Run
Cyoda runs on the tier that fits the job. Every packaging runs the same application and the same workflow semantics; what changes is durability, consistency guarantees, and operational cost. Pick your packaging by what you need to operate, not by what your app needs to do.
Pick your packaging
Section titled “Pick your packaging”| In-Memory | SQLite | PostgreSQL | Cassandra | |
|---|---|---|---|---|
| Desktop | ✓ | ✓ (default) | ||
| Docker | ✓ | ✓ | ✓ | |
| Kubernetes | ✓ (production) | |||
| Cyoda Cloud | ✓ |
When to pick what
Section titled “When to pick what”- Desktop — a single binary on a laptop or a small server. In-memory for tests; SQLite as the default durable store. Right for development, edge, IoT, and small-team self-hosting.
- Docker — the same binary containerised. Use it for bespoke integrations, composition with other services, local PostgreSQL runs, and CI pipelines.
- Kubernetes — the production packaging for self-hosted clusters. Active-active stateless cyoda-go pods behind a load balancer with PostgreSQL as the only stateful dependency. Helm chart ships from cyoda-go.
- Cyoda Cloud — a managed service backed by Cassandra. Right when you need enterprise-grade identity, multi-tenancy, and provisioning, and you do not want to operate the infrastructure.
Moving between tiers
Section titled “Moving between tiers”The application does not change when you move. That is the whole point of the growth path: start on Desktop, containerise when integration demands it, cluster when scale demands it, migrate to Cyoda Cloud when operating it no longer pays for itself.
See Digital twins and the growth path for the decision framework.
License and editions
Section titled “License and editions”Cyoda ships in three editions. Pick by how you want to consume it; the application contract is the same across all three.
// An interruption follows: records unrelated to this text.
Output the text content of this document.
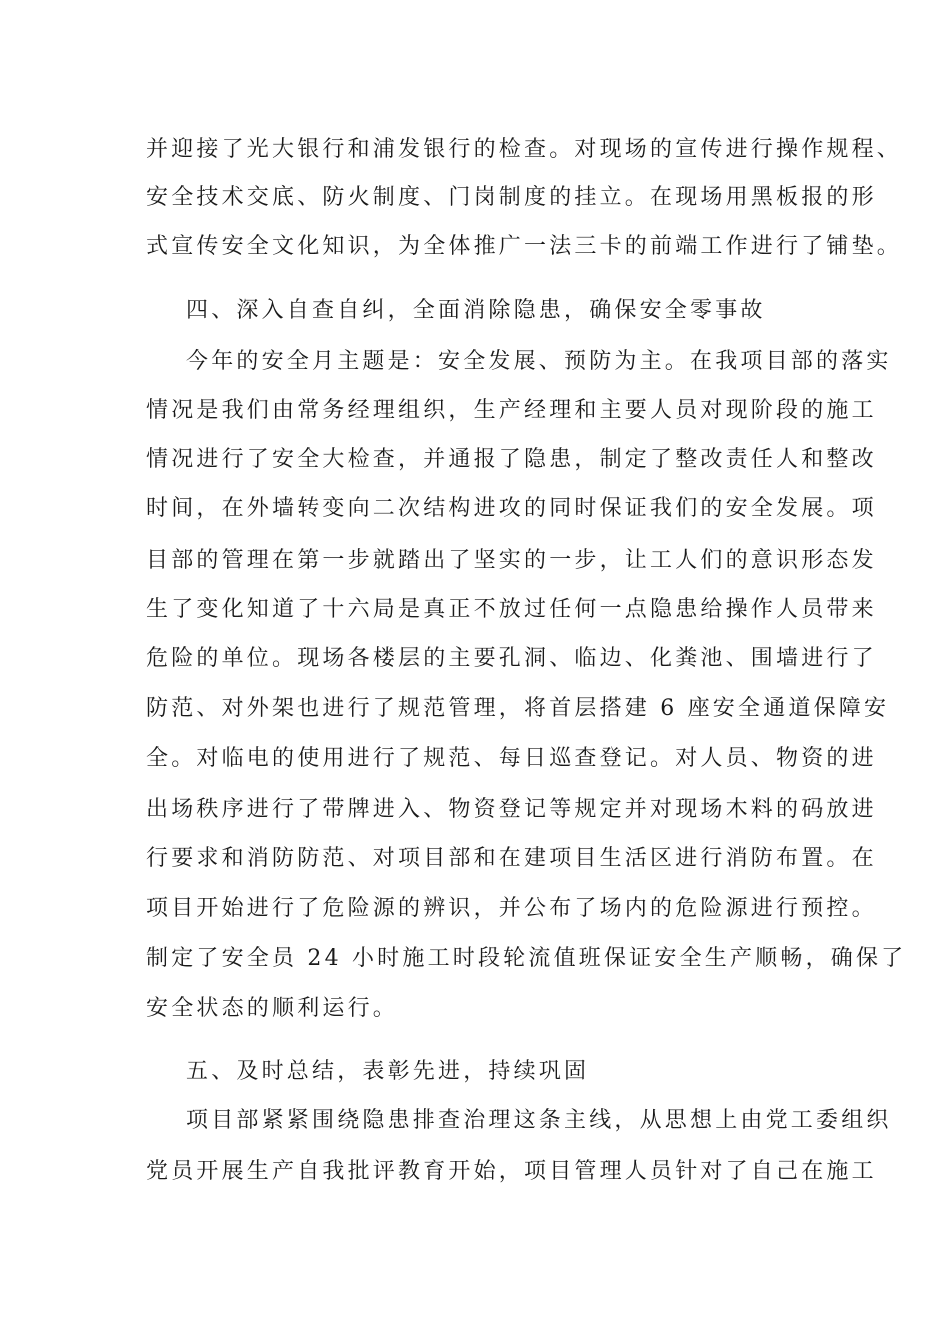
并迎接了光大银行和浦发银行的检查。对现场的宣传进行操作规程、
安全技术交底、防火制度、门岗制度的挂立。在现场用黑板报的形
式宣传安全文化知识，为全体推广一法三卡的前端工作进行了铺垫。
四、深入自查自纠，全面消除隐患，确保安全零事故
今年的安全月主题是：安全发展、预防为主。在我项目部的落实
情况是我们由常务经理组织，生产经理和主要人员对现阶段的施工
情况进行了安全大检查，并通报了隐患，制定了整改责任人和整改
时间，在外墙转变向二次结构进攻的同时保证我们的安全发展。项
目部的管理在第一步就踏出了坚实的一步，让工人们的意识形态发
生了变化知道了十六局是真正不放过任何一点隐患给操作人员带来
危险的单位。现场各楼层的主要孔洞、临边、化粪池、围墙进行了
防范、对外架也进行了规范管理，将首层搭建 6 座安全通道保障安
全。对临电的使用进行了规范、每日巡查登记。对人员、物资的进
出场秩序进行了带牌进入、物资登记等规定并对现场木料的码放进
行要求和消防防范、对项目部和在建项目生活区进行消防布置。在
项目开始进行了危险源的辨识，并公布了场内的危险源进行预控。
制定了安全员 24 小时施工时段轮流值班保证安全生产顺畅，确保了
安全状态的顺利运行。
五、及时总结，表彰先进，持续巩固
项目部紧紧围绕隐患排查治理这条主线，从思想上由党工委组织
党员开展生产自我批评教育开始，项目管理人员针对了自己在施工
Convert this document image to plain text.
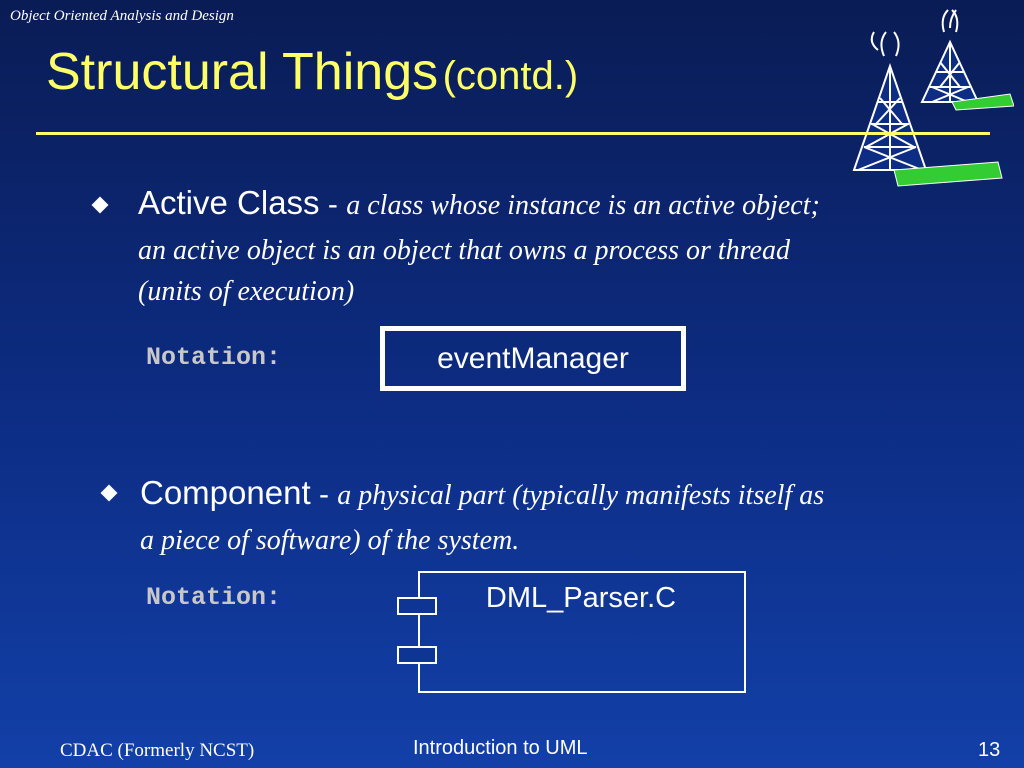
Object Oriented Analysis and Design
Structural Things (contd.)
Active Class - a class whose instance is an active object;
an active object is an object that owns a process or thread
(units of execution)
Notation:	eventManager
Component - a physical part (typically manifests itself as
a piece of software) of the system.
Notation:	DML_Parser.C
CDAC (Formerly NCST)	Introduction to UML	13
| Edition | License | Storage tiers | Status |
|---|---|---|---|
| cyoda-go | Apache 2.0 (OSS) | In-memory, SQLite, PostgreSQL | Generally available |
| Cyoda Cloud | Commercial (hosted service) | Cassandra-backed | Beta — test/demo only; commercial SLAs planned |
| Enterprise | Commercial (self-hosted) | Cassandra-backed | Available — contact sales |
The cyoda-go binary — everything in Build and
Reference works against it — is Apache 2.0 and free to
use for development and production on the Desktop, Docker, and
Kubernetes packagings. The Cassandra-backed tier (horizontal scale
for write volume and distributed async search) ships two ways: as the
hosted Cyoda Cloud service, and as a self-hosted Enterprise
distribution under commercial license. Cyoda Cloud is currently a Beta
for test and demonstration; production workloads on the Cassandra tier
run under the Enterprise license today.